What To Remember When Writing A Vision Statement

















Visions that only taste of hopes and dreams
are sweet but unsustainable.
Visions that nourish are salty
with tears of loss,
spiced with a raw accounting
of our failures,
leavened with the honest embrace
of wounds and disabilities.
Refine your skills
not in blind confidence
but mindfulness of mutual frailty.
Honor mistakes:
they discover new paths.
The blossom whose perfection
takes your breath away
grows in stuff you wouldn't name.
What you refuse to put your arms around
returns to embrace you.
Kiss the dying.
Cradle the old and useless:
they give birth.
No hug is wasted.
Your mother's warmth is still here.
Never be afraid to say
with the reverence of a prayer,
'I don't know.'
Rooted in vulnerability,
you won't be felled by a sudden storm.
Have mercy on your genius:
restless, seasonal, bipolar,
it seldom dwells in equanimity.
Genius is native to cracks
and craggy places,
surging toward brilliance, then
falling back into the dark
like a wild blue aster in an alpine meadow.
The Spirit's mysterious hand
works not so well through angels' wings
as through these chance mutations in the mere
and daily unmiraculous task
of being human.

1 comment:

Colleen Loehr said...

This post speaks to me because I feel it is so valuable to honor our brokenness and pain. There is often a split between our self-assessment and the face we present to the world (I was reading about this in a book called The Great Undoing by Stuart Schwartz). This duplicity erodes away at our sense of integrity. We all suffer from this to one extent or another, and I don't mean to suggest there is shame in this. The tendency toward self-protection by putting our best-face-forward is deeply entrenched and perhaps necessary to some extent for our survival as social creatures.

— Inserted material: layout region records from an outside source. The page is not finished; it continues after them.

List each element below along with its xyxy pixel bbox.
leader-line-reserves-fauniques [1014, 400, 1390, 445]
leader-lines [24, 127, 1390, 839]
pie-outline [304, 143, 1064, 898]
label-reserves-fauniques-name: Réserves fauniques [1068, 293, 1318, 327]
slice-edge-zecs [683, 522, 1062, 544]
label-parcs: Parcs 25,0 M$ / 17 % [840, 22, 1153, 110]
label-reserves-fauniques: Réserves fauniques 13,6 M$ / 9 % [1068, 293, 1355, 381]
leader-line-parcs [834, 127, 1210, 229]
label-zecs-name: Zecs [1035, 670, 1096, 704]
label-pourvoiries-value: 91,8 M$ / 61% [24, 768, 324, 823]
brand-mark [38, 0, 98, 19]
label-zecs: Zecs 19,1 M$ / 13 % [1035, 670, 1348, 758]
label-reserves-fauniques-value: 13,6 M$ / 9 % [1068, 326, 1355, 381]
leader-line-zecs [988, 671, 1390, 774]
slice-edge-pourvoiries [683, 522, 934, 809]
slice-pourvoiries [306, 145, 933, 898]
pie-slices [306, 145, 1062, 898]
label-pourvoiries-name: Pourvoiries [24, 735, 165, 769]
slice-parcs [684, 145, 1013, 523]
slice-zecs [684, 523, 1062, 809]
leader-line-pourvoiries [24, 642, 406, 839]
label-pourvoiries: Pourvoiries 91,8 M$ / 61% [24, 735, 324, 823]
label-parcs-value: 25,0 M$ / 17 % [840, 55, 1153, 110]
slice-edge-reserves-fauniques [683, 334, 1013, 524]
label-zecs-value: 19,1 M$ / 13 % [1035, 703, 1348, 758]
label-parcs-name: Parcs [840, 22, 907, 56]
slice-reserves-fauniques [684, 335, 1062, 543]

But I find your post deeply healing because to me it says that our vulnerability, our woundedness, even our over-sensitive egos, and all the shameful feelings we hide, have their place and are to be acknowledged and honored. We don't need to be split into "good guys" and "bad guys", as the outer world mirrors our inner dividedness. We don't need to be split into "I am together" or "I am neurotic", we are all all of it. Thank you for your healing words.